While sufficiently funny, charming and clever, Elf is no modern Christmas classic. It’s worth another look every other holiday or so, but not every year.
But Will Ferrell-haters and people who just don’t get him should face it: Elf will make Ferrell a bona fide star — and for good reason.
He’s as adept at sweet as he is at rude, the mere sight of him in the yellow-and-green elf suit is good for a laugh, and his senses are so completely tuned into the character, it’s scary. “In tune,” however, is a kind phrase for an actor who can shove spaghetti mixed with maple syrup and Pop-Tarts so gleefully into his mouth. The movie, nevertheless, turns its back on its best special effect for computer-generated trickery in the third act.
Elf‘s weakest link is not the heartwarming Christmas cheer of that act, but the totally implausible bah-humbugs of the Scrooge-like character played by James Caan. It’s great casting, and Caan can pull off a strange sort of sentiment. But this script forces too many unreasonably grumpy moments on him.
Buddy (Ferrell) is a baby raised by elves as an elf after he crawled into Santa’s sack one Christmas Eve. Upon becoming an adult, Buddy learns he is not an elf, and neither is Papa Elf (Bob Newhart, less low-key than boring in this role) actually his father.
That parent would be Walter Hobbs (Caan), a curmudgeonly publisher of children’s books who fathered Buddy unknowingly with a long-ago college love. In hopes of meeting Walter, Buddy journeys on foot from the North Pole to New York, where his naivete is mistaken for madness.
Initially cast off by Walter, Buddy finds temporary work as a department-store elf and romance with a cynical cohort played by Zooey Deschanel. With no-nonsense skepticism, Deschanel throws out zingers like the anti-Reese Witherspoon. Her finely featured singing voice is an added bonus.

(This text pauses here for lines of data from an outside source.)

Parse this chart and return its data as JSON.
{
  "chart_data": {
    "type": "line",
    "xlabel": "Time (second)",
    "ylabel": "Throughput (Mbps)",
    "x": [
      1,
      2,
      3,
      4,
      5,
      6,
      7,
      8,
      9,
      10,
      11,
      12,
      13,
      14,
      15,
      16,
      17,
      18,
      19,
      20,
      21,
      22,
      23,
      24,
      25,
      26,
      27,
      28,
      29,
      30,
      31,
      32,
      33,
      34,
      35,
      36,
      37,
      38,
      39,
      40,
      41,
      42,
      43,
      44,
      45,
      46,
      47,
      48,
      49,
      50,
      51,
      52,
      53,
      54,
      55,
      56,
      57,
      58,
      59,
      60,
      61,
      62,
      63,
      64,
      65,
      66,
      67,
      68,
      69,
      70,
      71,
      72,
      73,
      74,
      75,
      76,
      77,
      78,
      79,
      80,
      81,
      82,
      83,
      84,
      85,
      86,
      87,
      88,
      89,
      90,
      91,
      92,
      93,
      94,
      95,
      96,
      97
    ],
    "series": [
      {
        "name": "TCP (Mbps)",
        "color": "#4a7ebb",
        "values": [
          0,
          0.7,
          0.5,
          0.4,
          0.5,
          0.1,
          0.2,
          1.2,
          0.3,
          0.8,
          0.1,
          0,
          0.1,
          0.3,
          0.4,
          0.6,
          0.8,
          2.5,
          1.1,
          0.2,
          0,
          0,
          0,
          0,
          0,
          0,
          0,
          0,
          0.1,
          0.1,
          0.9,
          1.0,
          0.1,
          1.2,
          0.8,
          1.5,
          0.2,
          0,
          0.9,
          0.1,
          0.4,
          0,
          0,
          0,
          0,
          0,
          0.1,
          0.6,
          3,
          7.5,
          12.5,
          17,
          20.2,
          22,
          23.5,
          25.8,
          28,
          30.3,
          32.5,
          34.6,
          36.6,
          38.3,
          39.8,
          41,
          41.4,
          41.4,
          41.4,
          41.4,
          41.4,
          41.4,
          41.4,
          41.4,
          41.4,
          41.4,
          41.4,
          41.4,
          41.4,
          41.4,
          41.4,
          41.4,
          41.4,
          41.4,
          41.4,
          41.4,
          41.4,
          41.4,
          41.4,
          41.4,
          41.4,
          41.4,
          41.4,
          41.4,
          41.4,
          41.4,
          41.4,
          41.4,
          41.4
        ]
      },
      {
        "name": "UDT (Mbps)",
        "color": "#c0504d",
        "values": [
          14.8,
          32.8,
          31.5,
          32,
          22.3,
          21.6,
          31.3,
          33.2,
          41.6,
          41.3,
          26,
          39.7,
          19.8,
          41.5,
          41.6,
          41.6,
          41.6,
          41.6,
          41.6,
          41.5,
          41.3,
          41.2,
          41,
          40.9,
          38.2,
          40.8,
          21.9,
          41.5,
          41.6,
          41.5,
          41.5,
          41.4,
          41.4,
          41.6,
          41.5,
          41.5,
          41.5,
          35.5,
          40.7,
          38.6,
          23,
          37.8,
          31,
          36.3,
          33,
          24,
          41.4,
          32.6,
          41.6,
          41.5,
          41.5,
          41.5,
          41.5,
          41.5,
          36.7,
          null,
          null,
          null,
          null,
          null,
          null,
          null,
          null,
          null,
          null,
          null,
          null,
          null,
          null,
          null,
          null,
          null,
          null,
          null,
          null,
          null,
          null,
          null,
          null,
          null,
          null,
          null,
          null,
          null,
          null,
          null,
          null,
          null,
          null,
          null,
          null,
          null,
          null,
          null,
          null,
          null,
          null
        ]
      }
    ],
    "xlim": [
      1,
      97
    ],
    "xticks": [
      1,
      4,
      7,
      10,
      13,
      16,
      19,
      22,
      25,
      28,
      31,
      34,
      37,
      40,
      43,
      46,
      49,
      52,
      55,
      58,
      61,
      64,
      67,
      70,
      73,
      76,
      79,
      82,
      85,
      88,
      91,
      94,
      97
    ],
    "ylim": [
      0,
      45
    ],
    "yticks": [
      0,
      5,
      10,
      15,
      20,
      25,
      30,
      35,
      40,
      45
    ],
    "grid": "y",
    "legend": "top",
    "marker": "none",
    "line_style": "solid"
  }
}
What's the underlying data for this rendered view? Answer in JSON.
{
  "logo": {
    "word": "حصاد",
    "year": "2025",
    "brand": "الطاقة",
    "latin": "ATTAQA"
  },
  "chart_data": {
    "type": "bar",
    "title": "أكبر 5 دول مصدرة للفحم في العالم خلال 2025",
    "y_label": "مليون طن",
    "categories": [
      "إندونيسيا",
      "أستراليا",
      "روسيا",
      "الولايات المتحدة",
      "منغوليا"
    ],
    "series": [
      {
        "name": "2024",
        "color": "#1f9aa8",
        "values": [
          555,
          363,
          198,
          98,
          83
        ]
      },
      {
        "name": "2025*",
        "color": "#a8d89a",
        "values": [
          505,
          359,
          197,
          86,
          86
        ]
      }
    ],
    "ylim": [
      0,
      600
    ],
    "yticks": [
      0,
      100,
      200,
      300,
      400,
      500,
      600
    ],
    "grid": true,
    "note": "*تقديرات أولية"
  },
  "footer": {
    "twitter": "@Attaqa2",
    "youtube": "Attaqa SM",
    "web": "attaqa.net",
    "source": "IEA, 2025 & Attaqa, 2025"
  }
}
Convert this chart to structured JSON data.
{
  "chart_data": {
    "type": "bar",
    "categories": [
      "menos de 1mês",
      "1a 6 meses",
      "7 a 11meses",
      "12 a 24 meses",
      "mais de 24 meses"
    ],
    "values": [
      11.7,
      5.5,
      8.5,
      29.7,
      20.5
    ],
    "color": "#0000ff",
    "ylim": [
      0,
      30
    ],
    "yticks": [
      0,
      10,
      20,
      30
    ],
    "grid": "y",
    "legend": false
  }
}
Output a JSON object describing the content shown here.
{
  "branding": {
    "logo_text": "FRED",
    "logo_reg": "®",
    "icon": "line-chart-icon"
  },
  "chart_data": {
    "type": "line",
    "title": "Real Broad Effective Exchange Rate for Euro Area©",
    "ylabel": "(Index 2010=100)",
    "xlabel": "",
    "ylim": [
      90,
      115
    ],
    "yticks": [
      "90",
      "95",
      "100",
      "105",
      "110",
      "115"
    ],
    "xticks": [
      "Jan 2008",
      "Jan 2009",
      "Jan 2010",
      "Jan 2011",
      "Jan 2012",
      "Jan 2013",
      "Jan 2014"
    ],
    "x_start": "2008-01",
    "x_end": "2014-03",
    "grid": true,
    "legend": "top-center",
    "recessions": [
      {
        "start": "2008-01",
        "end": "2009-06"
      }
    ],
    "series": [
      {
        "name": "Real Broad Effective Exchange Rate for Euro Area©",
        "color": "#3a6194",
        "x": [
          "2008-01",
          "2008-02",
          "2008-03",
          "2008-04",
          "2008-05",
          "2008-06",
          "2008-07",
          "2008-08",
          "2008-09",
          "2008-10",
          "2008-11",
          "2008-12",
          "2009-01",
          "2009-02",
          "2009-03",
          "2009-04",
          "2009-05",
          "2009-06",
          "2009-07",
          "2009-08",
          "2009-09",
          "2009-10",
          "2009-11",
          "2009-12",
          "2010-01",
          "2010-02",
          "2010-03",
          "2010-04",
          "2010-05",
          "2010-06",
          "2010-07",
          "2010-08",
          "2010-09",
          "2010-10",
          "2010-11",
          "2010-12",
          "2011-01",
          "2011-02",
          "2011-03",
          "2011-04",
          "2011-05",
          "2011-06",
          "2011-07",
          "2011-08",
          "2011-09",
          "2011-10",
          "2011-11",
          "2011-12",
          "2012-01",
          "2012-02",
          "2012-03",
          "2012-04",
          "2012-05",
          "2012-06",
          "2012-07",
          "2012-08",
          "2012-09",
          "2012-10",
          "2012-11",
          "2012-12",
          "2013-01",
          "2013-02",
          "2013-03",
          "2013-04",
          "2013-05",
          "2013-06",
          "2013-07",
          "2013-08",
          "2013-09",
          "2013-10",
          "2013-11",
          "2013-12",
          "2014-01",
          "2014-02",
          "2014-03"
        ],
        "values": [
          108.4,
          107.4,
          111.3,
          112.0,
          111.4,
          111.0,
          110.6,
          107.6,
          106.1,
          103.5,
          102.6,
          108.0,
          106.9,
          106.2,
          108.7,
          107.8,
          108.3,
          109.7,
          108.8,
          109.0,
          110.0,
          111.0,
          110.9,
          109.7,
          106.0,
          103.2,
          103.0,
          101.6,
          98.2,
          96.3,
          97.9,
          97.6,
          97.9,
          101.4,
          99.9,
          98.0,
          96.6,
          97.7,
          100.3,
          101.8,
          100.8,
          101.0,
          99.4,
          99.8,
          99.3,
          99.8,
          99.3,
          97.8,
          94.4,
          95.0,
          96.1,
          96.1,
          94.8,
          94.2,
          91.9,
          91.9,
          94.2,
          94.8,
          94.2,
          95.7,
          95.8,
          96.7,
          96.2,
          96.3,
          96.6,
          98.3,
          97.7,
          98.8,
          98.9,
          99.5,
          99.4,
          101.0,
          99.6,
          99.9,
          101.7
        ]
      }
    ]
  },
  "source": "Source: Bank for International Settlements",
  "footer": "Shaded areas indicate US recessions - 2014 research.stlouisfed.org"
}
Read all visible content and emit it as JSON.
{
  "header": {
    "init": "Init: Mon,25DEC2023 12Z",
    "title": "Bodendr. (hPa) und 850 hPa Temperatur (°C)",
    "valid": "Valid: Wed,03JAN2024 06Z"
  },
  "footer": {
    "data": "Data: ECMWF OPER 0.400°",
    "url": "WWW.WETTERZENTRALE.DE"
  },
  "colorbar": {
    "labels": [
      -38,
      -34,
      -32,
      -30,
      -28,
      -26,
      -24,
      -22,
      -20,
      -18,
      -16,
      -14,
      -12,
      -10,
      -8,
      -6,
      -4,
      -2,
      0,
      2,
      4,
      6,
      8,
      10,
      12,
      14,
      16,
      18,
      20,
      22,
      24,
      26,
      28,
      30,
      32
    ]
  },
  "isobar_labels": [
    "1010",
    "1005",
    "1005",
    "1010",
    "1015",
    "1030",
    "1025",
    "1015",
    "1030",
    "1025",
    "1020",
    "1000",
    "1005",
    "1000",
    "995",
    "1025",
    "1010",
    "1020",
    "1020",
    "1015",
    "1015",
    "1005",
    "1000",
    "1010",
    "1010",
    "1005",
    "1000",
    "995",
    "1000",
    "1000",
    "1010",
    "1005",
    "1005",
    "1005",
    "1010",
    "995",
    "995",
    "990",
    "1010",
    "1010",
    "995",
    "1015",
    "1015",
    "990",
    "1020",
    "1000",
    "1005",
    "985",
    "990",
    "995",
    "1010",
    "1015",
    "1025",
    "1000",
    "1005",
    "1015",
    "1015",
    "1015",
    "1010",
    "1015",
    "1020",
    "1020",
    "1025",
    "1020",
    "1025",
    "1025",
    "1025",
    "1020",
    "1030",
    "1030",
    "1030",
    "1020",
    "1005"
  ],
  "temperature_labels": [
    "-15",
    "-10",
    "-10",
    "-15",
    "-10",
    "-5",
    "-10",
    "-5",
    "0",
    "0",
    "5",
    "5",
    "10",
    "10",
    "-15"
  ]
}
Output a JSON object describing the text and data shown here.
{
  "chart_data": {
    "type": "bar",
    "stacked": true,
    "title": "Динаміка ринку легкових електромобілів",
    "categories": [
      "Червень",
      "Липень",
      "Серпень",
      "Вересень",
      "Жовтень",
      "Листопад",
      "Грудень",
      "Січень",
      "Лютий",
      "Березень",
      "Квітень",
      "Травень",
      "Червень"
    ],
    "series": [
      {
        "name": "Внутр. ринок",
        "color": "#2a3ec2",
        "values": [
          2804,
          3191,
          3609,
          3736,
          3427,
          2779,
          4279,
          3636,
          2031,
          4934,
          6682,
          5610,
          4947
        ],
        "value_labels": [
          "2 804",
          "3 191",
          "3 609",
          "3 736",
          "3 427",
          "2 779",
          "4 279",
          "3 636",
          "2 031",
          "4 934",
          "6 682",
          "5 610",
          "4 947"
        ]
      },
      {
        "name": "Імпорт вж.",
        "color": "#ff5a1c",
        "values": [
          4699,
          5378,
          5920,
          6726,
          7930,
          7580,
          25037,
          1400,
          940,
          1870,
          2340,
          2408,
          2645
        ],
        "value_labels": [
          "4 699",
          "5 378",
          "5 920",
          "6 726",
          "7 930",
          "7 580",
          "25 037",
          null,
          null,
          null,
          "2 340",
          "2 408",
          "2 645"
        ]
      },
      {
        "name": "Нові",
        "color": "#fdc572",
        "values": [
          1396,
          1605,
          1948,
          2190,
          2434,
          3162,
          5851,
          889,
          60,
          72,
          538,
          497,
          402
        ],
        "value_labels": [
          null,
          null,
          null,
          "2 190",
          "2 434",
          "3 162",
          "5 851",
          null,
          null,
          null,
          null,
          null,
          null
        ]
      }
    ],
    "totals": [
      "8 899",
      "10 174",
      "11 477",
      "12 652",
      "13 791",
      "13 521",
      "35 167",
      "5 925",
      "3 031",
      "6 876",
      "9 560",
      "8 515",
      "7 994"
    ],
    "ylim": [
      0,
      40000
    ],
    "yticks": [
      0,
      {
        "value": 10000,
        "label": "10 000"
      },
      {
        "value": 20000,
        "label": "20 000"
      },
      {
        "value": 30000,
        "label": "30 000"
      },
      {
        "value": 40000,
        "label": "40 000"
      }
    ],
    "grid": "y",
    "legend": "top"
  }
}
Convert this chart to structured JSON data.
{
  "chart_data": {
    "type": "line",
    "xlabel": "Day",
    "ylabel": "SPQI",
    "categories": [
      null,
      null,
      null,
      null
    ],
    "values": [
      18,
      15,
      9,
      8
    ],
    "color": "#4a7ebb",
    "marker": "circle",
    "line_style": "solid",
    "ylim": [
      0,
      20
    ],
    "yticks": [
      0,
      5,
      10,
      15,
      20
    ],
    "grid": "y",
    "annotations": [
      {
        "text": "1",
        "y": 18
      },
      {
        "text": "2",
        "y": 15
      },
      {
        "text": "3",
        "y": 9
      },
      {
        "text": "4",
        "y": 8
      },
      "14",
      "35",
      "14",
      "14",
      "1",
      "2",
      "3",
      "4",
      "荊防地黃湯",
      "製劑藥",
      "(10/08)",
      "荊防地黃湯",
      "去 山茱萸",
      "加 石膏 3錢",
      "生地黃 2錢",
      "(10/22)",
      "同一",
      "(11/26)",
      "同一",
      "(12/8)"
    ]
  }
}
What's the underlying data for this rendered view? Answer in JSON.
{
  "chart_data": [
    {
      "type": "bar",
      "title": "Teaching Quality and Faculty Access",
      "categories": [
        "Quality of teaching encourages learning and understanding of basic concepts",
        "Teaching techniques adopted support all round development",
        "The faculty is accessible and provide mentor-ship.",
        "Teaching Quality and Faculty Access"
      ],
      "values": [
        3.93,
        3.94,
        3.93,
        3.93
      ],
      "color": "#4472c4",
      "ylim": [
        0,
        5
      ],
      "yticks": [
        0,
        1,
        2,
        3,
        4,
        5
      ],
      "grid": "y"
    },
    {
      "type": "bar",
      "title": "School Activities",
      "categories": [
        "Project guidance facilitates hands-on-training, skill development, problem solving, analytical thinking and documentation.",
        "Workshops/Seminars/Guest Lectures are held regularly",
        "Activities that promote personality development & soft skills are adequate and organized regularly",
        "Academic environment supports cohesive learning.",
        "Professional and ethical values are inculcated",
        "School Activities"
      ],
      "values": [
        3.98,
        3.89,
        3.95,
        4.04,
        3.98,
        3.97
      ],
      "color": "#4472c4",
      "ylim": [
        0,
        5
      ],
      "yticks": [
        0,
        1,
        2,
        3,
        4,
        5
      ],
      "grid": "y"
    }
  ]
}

Eventually, Walter takes Buddy in to live with him, his wife (Mary Steenburgen) and young son (Daniel Tay). As Buddy learns the rough ropes of Walter’s business, there is the problem of diminished Christmas spirit to contend with. Without it, Santa’s sleigh can’t fly, setting up the film’s third act, in which Buddy — you guessed it — must save Christmas.
The intentionally fake sets and stop-motion animation are director Jon Favreau’s homage to the Rankin/Bass Christmas specials. But it is fleeting, aging-hipster lip service, paid for no good reason. Every bit in the North Pole is weak. Elves adapt ESPN-speak in calling toy-making “the big show” and grouse about middle-management concerns with Etch-a-Sketch quotas.
Ferrell forces the film to come alive when he hits the department store, giving every single one of those scenes undeniable comic punch. And the film has a strong theme and heart. Buddy’s weaknesses as an elf come in handier in the real world, and his love for Walter feels genuine.
But Walter is such a coldhearted penny-pincher that he leaves the resolution out of a book to save some cash. Yeah, right. And his actions at the end, though setting up a marvelous special-effects shot, make no sense. After what he’s seen, there’s no way he would not be singing at that moment. Because Elf is otherwise worth seeing, you’ll understand what that means.